We showed that current mitigations for Rowhammer attacks are not sufficient, and the issue remains a widespread problem across the industry. They do make it more difficult “but not impossible” to carry out attacks, since an attacker needs an in-depth understanding of the specific memory subsystem architecture they wish to target.
Current mitigations based on TRR and ECC rely on probabilistic countermeasures that have insufficient entropy. Once an analyst understands how TRR operates, they can craft specific memory access patterns to bypass it. Furthermore, current ECC schemes were not designed as a security measure and are therefore incapable of reliably detecting errors.
Memory encryption is an alternative countermeasure for Rowhammer. However, our current assessment is that without cryptographic integrity, it offers no valuable defense against Rowhammer. More research is needed to develop viable, practical encryption and integrity solutions.
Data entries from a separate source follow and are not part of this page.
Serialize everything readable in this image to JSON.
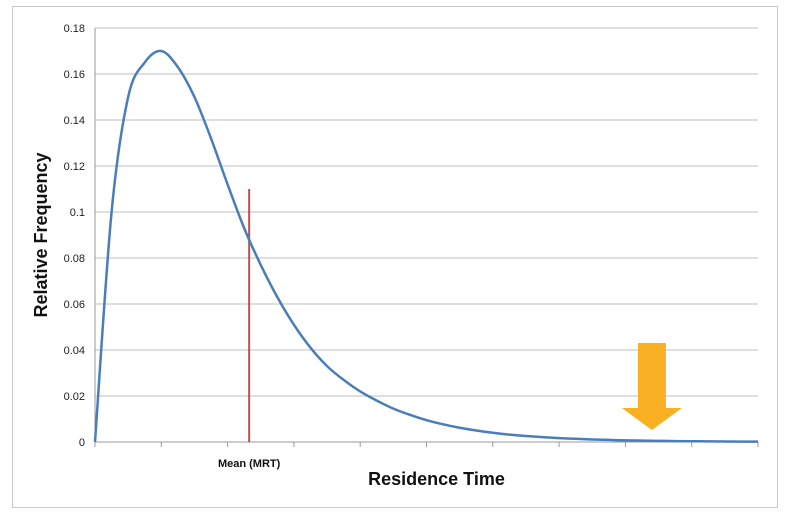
{
  "chart_data": {
    "type": "line",
    "title": "",
    "xlabel": "Residence Time",
    "ylabel": "Relative Frequency",
    "ylim": [
      0,
      0.18
    ],
    "yticks": [
      "0",
      "0.02",
      "0.04",
      "0.06",
      "0.08",
      "0.1",
      "0.12",
      "0.14",
      "0.16",
      "0.18"
    ],
    "grid": true,
    "legend": "none",
    "series": [
      {
        "color": "#4a7ebb",
        "x": [
          0,
          1,
          2,
          3,
          4,
          5,
          6,
          7,
          8,
          9,
          10,
          11,
          12,
          13,
          14,
          15,
          16,
          17,
          18,
          19,
          20,
          21,
          22,
          23,
          24,
          25,
          26,
          27,
          28,
          29,
          30,
          31,
          32,
          33,
          34,
          35,
          36,
          37,
          38,
          39,
          40
        ],
        "values": [
          0,
          0.1,
          0.15,
          0.165,
          0.17,
          0.163,
          0.15,
          0.132,
          0.112,
          0.093,
          0.077,
          0.063,
          0.051,
          0.041,
          0.033,
          0.027,
          0.022,
          0.018,
          0.0145,
          0.0118,
          0.0095,
          0.0077,
          0.0062,
          0.005,
          0.004,
          0.0032,
          0.0026,
          0.0021,
          0.0017,
          0.0014,
          0.0011,
          0.0009,
          0.0007,
          0.0006,
          0.0005,
          0.0004,
          0.00033,
          0.00027,
          0.00022,
          0.00018,
          0.00015
        ]
      }
    ],
    "annotations": [
      {
        "text": "Mean (MRT)",
        "x": 9.3,
        "y": 0.11,
        "color": "#c0504d"
      },
      {
        "arrow_color": "#f9b123",
        "x": 33.6,
        "direction": "down"
      }
    ],
    "xlim": [
      0,
      40
    ],
    "xtick_count": 10
  }
}
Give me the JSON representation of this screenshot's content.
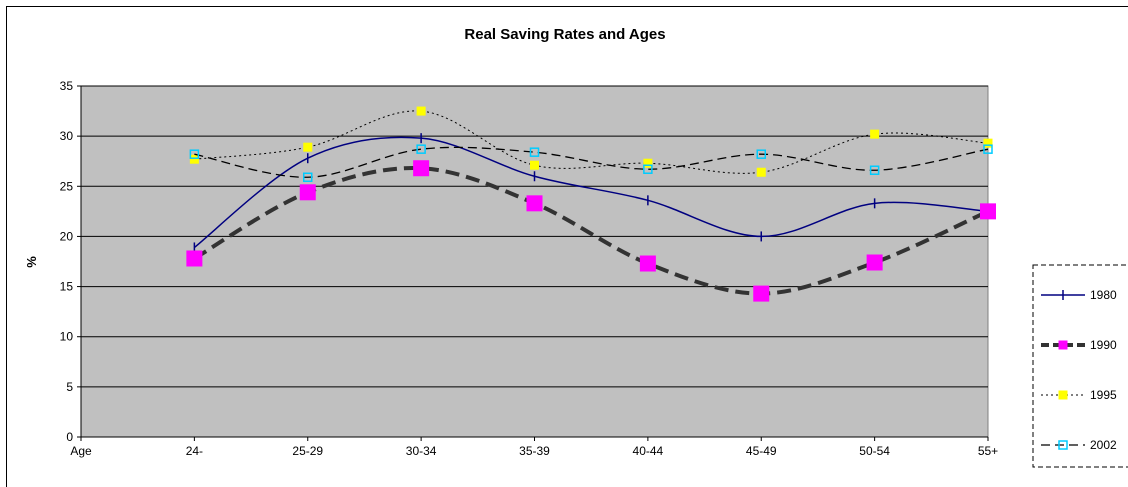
{
  "chart_data": {
    "type": "line",
    "title": "Real Saving Rates and Ages",
    "xlabel": "",
    "ylabel": "%",
    "ylim": [
      0,
      35
    ],
    "yticks": [
      0,
      5,
      10,
      15,
      20,
      25,
      30,
      35
    ],
    "categories": [
      "Age",
      "24-",
      "25-29",
      "30-34",
      "35-39",
      "40-44",
      "45-49",
      "50-54",
      "55+"
    ],
    "series": [
      {
        "name": "1980",
        "values": [
          null,
          18.9,
          27.8,
          29.8,
          26.0,
          23.6,
          20.0,
          23.3,
          22.5
        ],
        "color": "#000080",
        "line": "solid-smooth",
        "marker": "dash"
      },
      {
        "name": "1990",
        "values": [
          null,
          17.8,
          24.4,
          26.8,
          23.3,
          17.3,
          14.3,
          17.4,
          22.5
        ],
        "color": "#333333",
        "marker_color": "#ff00ff",
        "line": "thick-dashed-smooth",
        "marker": "square"
      },
      {
        "name": "1995",
        "values": [
          null,
          27.7,
          28.9,
          32.5,
          27.1,
          27.3,
          26.4,
          30.2,
          29.3
        ],
        "color": "#000000",
        "marker_color": "#ffff00",
        "line": "dotted-smooth",
        "marker": "square"
      },
      {
        "name": "2002",
        "values": [
          null,
          28.2,
          25.9,
          28.7,
          28.4,
          26.7,
          28.2,
          26.6,
          28.7
        ],
        "color": "#000000",
        "marker_color": "#00ccff",
        "line": "dashed-smooth",
        "marker": "hollow-square"
      }
    ],
    "plot_background": "#c0c0c0",
    "grid": true,
    "legend": "right"
  }
}
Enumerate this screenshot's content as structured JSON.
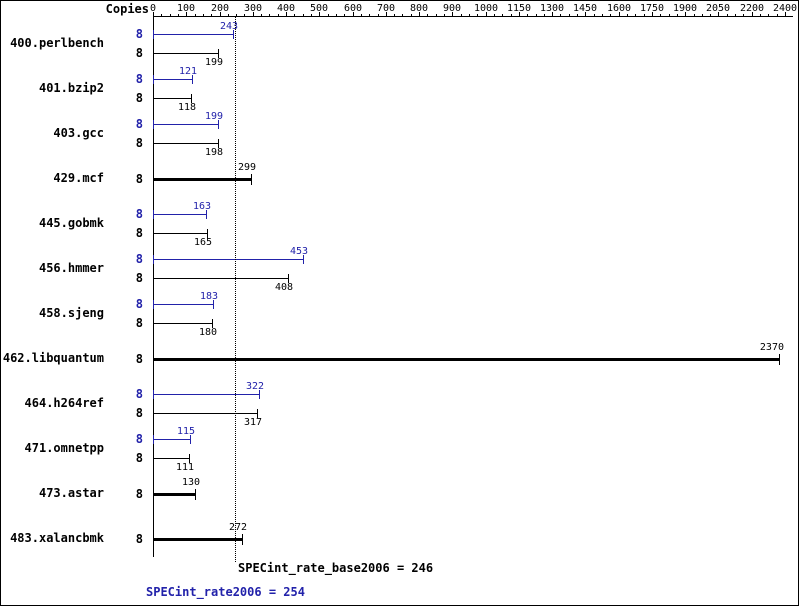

Google has been a leader in JEDEC standardization efforts, for instance with PRAC, a fully approved standard to be supported in upcoming versions of DDR5/LPDDR6. It works by accurately counting the number of times a DRAM wordline is activated and alerts the system if an excessive number of activations is detected. This close coordination between the DRAM and the system gives PRAC a reliable way to address Rowhammer.
In the meantime, we continue to evaluate and improve other countermeasures to ensure our workloads are resilient against Rowhammer. We collaborate with our academic and industry partners to improve analysis techniques and test platforms, and to share our findings with the broader ecosystem.
“Phoenix: Rowhammer Attacks on DDR5 with Self-Correcting Synchronization” will be presented at IEEE Security & Privacy 2026 in San Francisco, CA (MAY 18-21, 2026).